Na segunda leitura, São Paulo nos falou da virgindade, isto é, de quem não se casa para estar inteiramente, alma e corpo, disponível para o Senhor. Mas a virgindade, além de um estado escolhido, ou melhor, concedido a alguns por toda a vida, é também uma fase da vida de todos. É a condição que caracteriza ao menos fisicamente o período de amadurecimento do ser humano, em geral a sua adolescência. Diz respeito, portanto, não só a quem não se quer casar, mas também a quem ainda não se casou de fato, aos jovens.

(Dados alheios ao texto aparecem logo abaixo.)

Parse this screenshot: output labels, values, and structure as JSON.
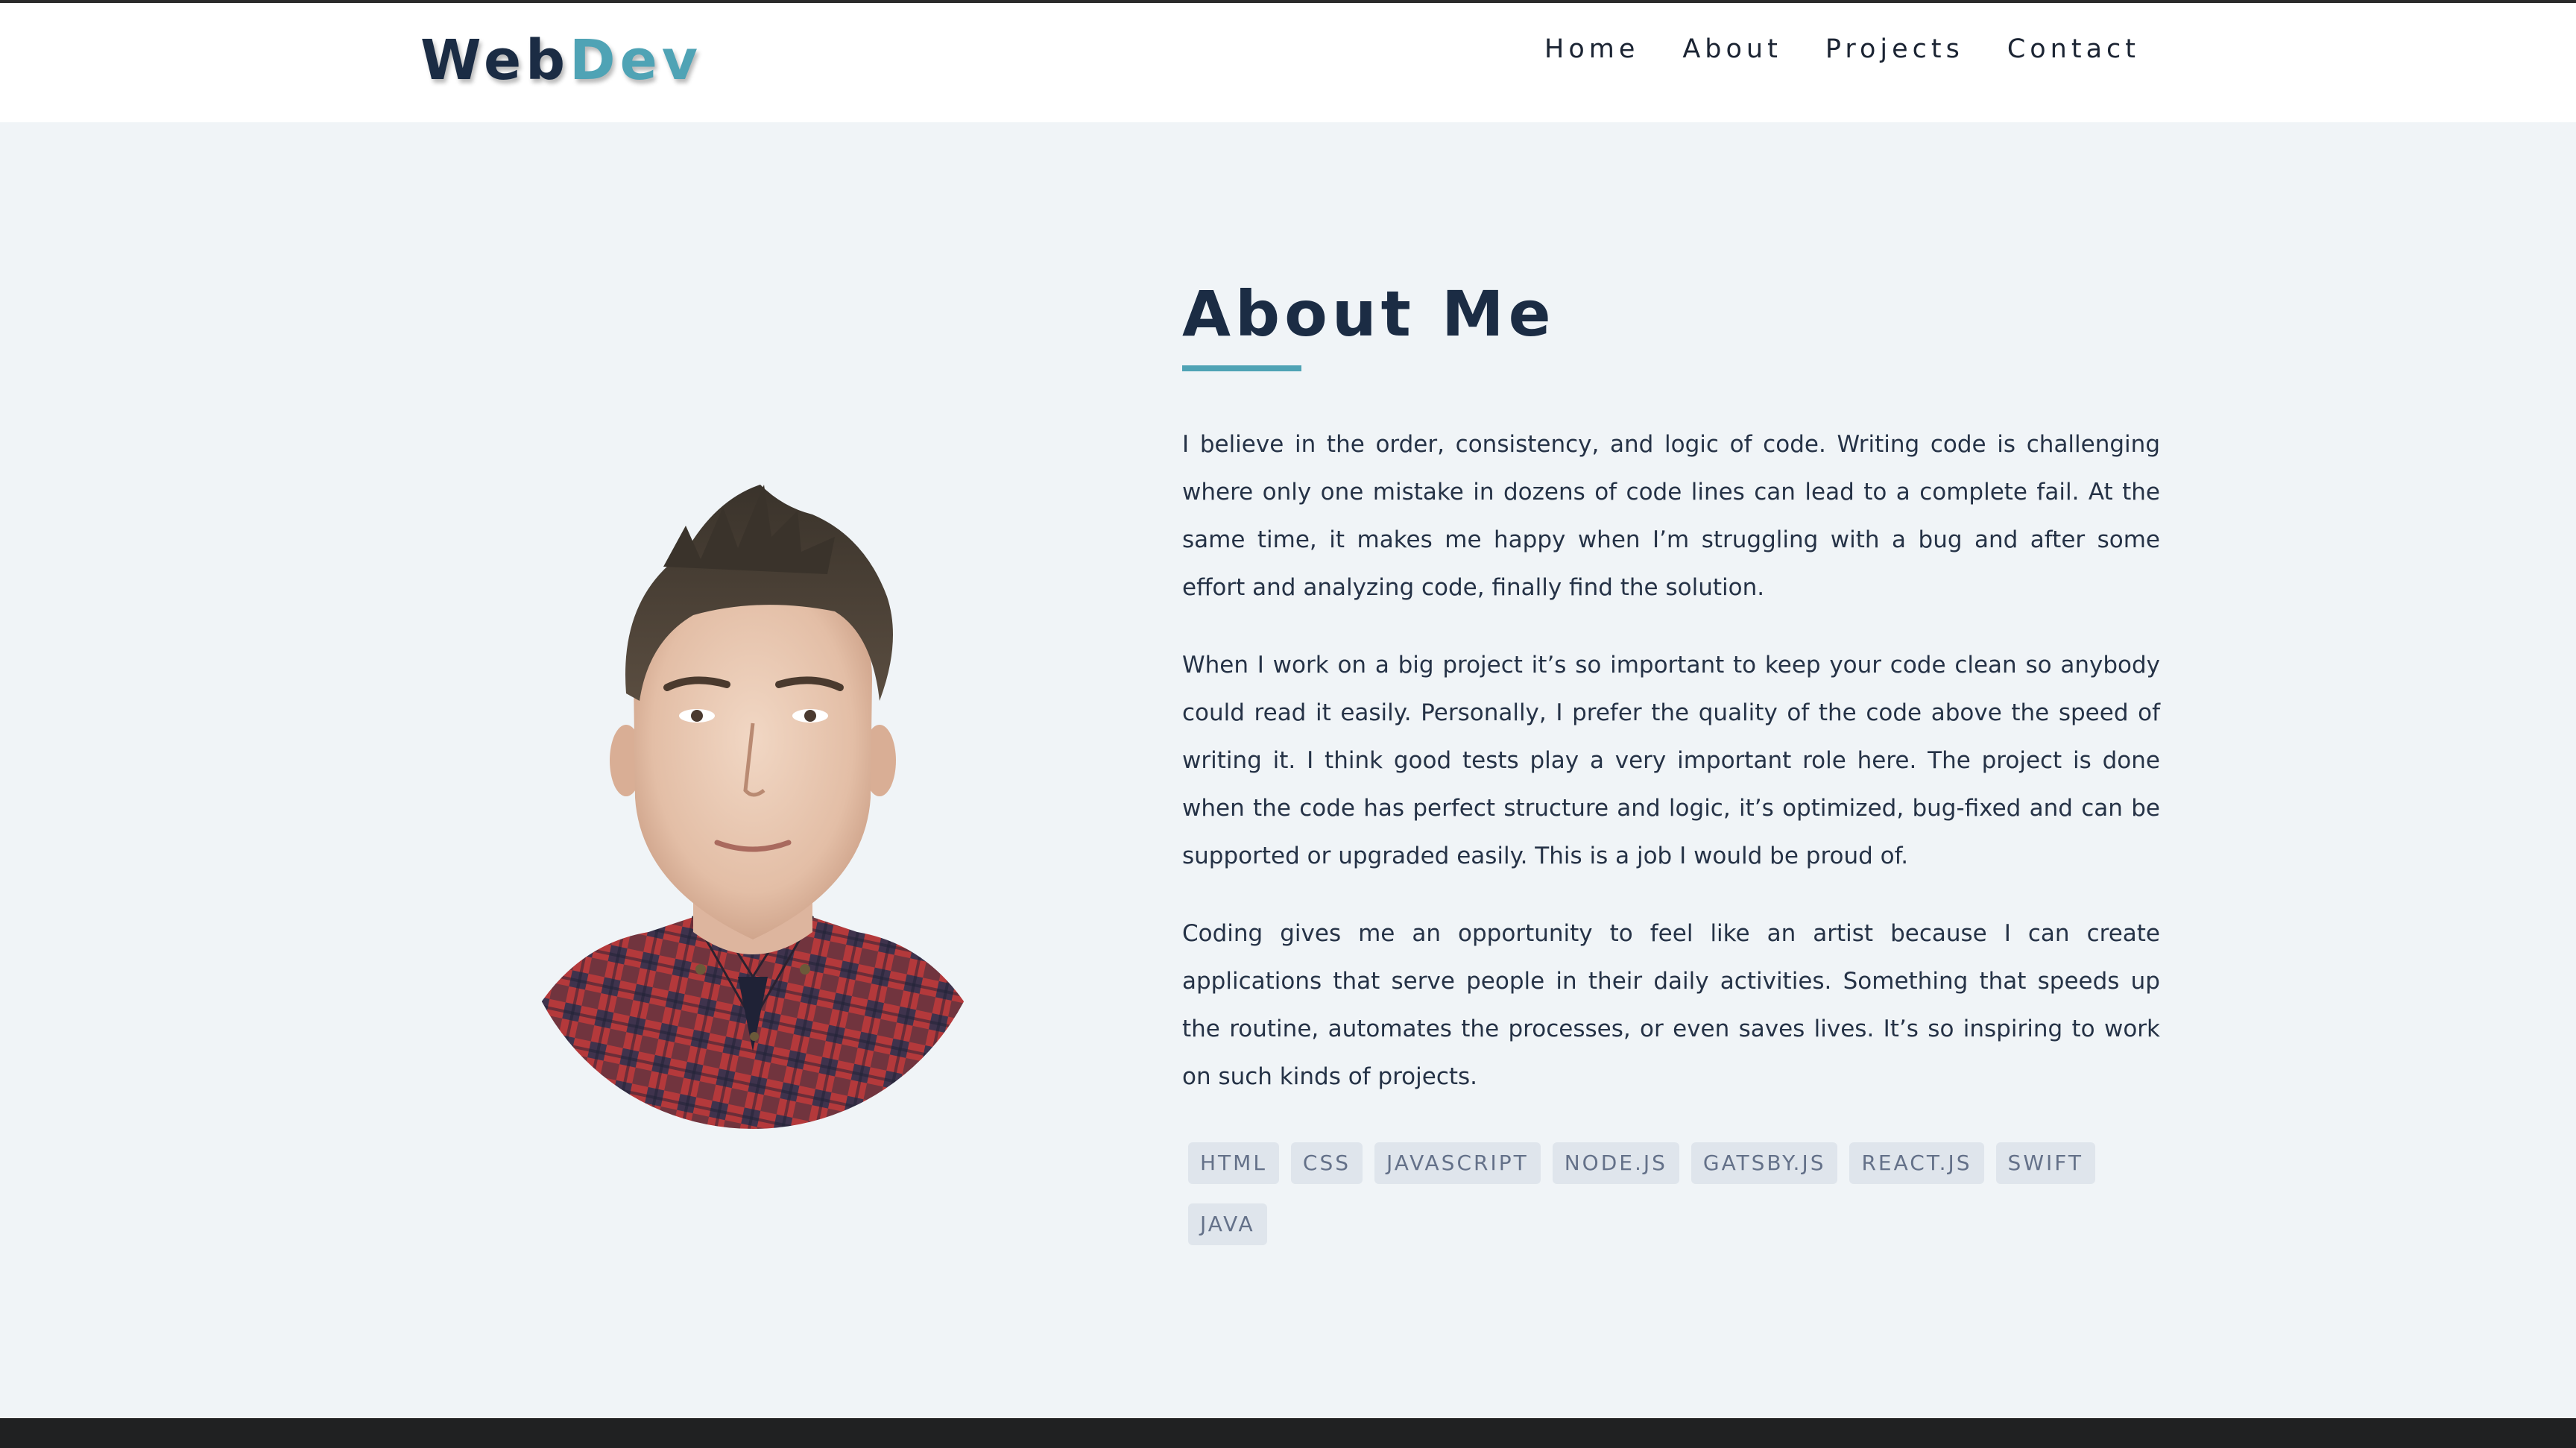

Quando a Igreja explica ou defende a moral sexual da Bíblia (como fez no recente documento sobre “Os cristãos e o sexo”), ela nada mais faz do que continuar esse magistério profético que já foi o de Paulo e o dos apóstolos, por isso não é lícito ignorar a sua voz sob a desculpa, infeliz, de que nem todas as suas argumentações são igualmente convincentes. Um pouco desse importante documento do magistério da Igreja parece-me particularmente alinhado com aquilo que ouvimos hoje de Paulo: o que proíbe as relações pré-matrimoniais. Entramos nesse assunto também porque, desse modo, continuamos o discurso sobre estados de vida, iniciado no domingo passado: viver escatológica e profeticamente não só o próprio matrimônio, mas também a própria adolescência e a própria juventude!

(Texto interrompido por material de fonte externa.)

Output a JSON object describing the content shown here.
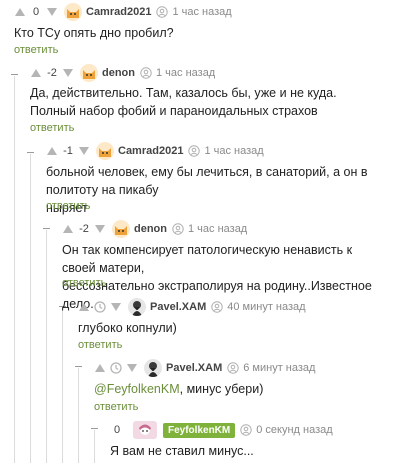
{
  "colors": {
    "accent": "#6b8e3a",
    "badge": "#7fb23a",
    "muted": "#8a8a8a",
    "thread_line": "#dcdcdc"
  },
  "comments": [
    {
      "rating": "0",
      "user": "Camrad2021",
      "time": "1 час назад",
      "text": [
        "Кто ТСу опять дно пробил?"
      ],
      "reply": "ответить",
      "avatar_icon": "cat-avatar-icon"
    },
    {
      "rating": "-2",
      "user": "denon",
      "time": "1 час назад",
      "text": [
        "Да, действительно. Там, казалось бы, уже и не куда.",
        "Полный набор фобий и параноидальных страхов"
      ],
      "reply": "ответить",
      "avatar_icon": "cat-avatar-icon"
    },
    {
      "rating": "-1",
      "user": "Camrad2021",
      "time": "1 час назад",
      "text": [
        "больной человек, ему бы лечиться, в санаторий, а он в политоту на пикабу",
        "ныряет"
      ],
      "reply": "ответить",
      "avatar_icon": "cat-avatar-icon"
    },
    {
      "rating": "-2",
      "user": "denon",
      "time": "1 час назад",
      "text": [
        "Он так компенсирует патологическую ненависть к своей матери,",
        "бессознательно экстраполируя на родину..Известное дело."
      ],
      "reply": "ответить",
      "avatar_icon": "cat-avatar-icon"
    },
    {
      "rating": "",
      "user": "Pavel.XAM",
      "time": "40 минут назад",
      "text": [
        "глубоко копнули)"
      ],
      "reply": "ответить",
      "avatar_icon": "bearded-man-avatar-icon"
    },
    {
      "rating": "",
      "user": "Pavel.XAM",
      "time": "6 минут назад",
      "mention": "@FeyfolkenKM",
      "text_after_mention": ", минус убери)",
      "reply": "ответить",
      "avatar_icon": "bearded-man-avatar-icon"
    },
    {
      "rating": "0",
      "user": "FeyfolkenKM",
      "time": "0 секунд назад",
      "text": [
        "Я вам не ставил минус..."
      ],
      "avatar_icon": "anime-avatar-icon"
    }
  ]
}
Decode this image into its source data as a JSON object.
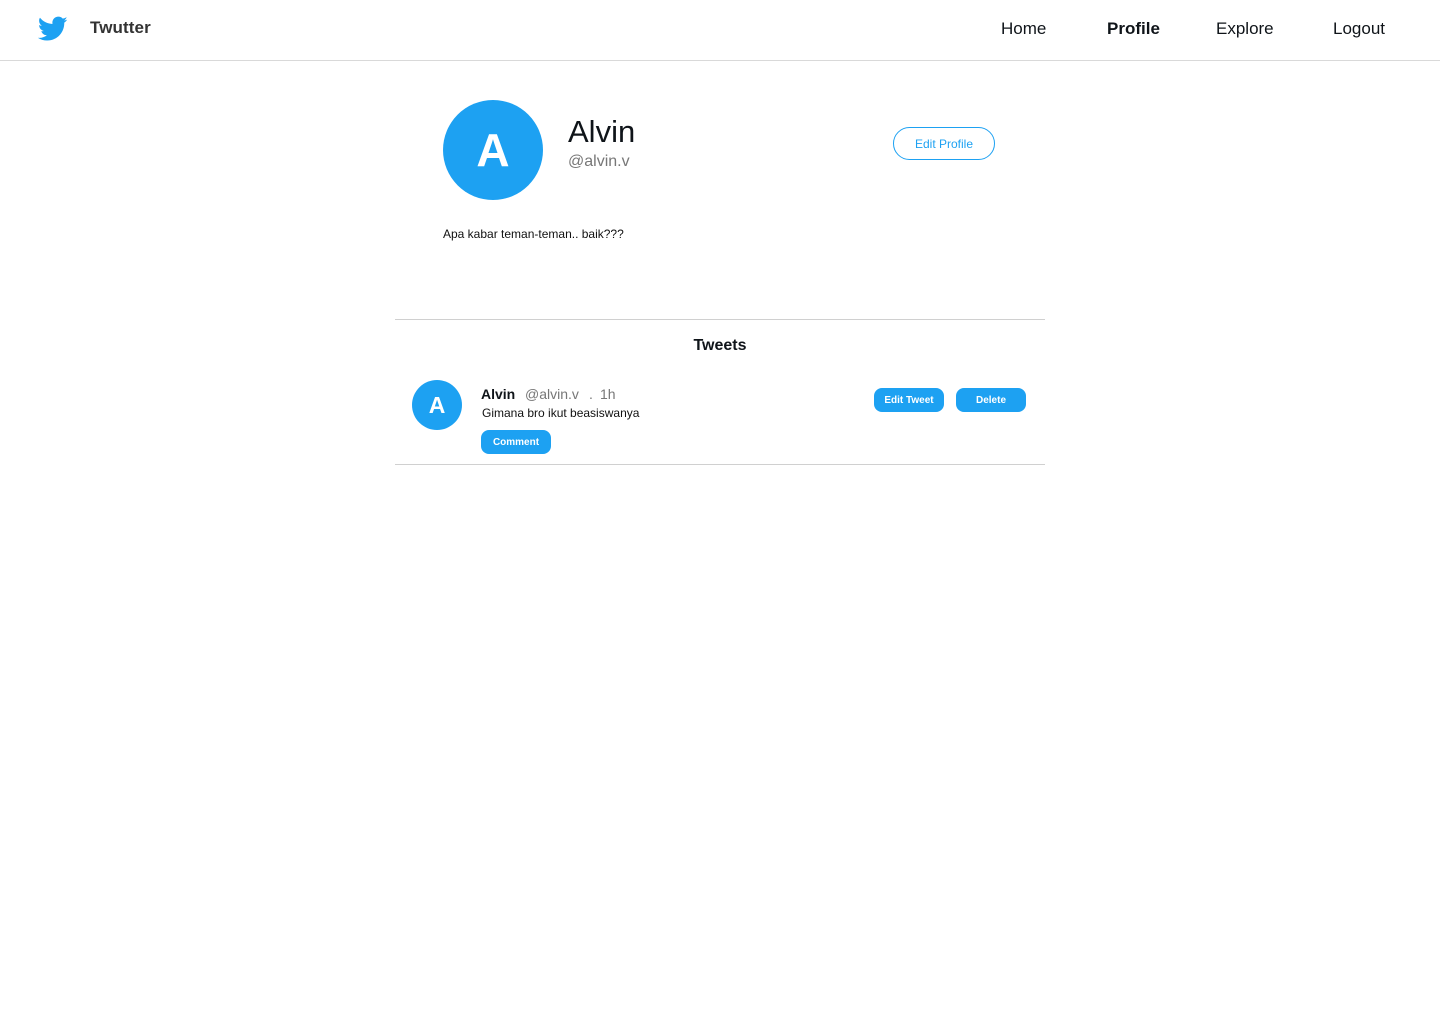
{
  "nav": {
    "brand": "Twutter",
    "links": {
      "home": "Home",
      "profile": "Profile",
      "explore": "Explore",
      "logout": "Logout"
    },
    "active": "Profile"
  },
  "profile": {
    "avatar_initial": "A",
    "name": "Alvin",
    "handle": "@alvin.v",
    "edit_label": "Edit Profile",
    "bio": "Apa kabar teman-teman.. baik???"
  },
  "tweets_section": {
    "heading": "Tweets",
    "items": [
      {
        "avatar_initial": "A",
        "name": "Alvin",
        "handle": "@alvin.v",
        "separator": ".",
        "time": "1h",
        "text": "Gimana bro ikut beasiswanya",
        "comment_label": "Comment",
        "edit_label": "Edit Tweet",
        "delete_label": "Delete"
      }
    ]
  },
  "colors": {
    "accent": "#1da1f2",
    "divider": "#d0d0d0"
  },
  "icons": {
    "logo": "twitter-bird-icon"
  }
}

Nós cristãos, devemos fazer a esse respeito duas coisas: uma sincera autocrítica (tirar a trave do nosso olho!) e uma corajosa denúncia. A autocrítica é esta: por muito tempo assimilamos e fizemos nossos os preconceitos devidos não ao Evangelho, mas a culturas a ele estranhas como o maniqueísmo de antigamente e o puritanismo moderno; contribuímos desse modo, para alimentar um culto exagerado e fetichista da virgindade física, que em certos ambientes gerou e gera ainda ansiedades e mesmo crimes. Nesse campo, não pede a Igreja que se retorne a tempos passados, quando aos jovens não se lhes permitia escolher livremente o próprio companheiro (os pais escolhiam por eles), nem lhes era permitida a freqüência e intimidade recíproca que é necessária para conhecer-se a fundo, para provar os próprios sentimentos e o próprio caráter e amadurecer no amor. Desse ponto de vista, a mudança de costumes que ocorreu foi uma mudança para melhor, não para pior.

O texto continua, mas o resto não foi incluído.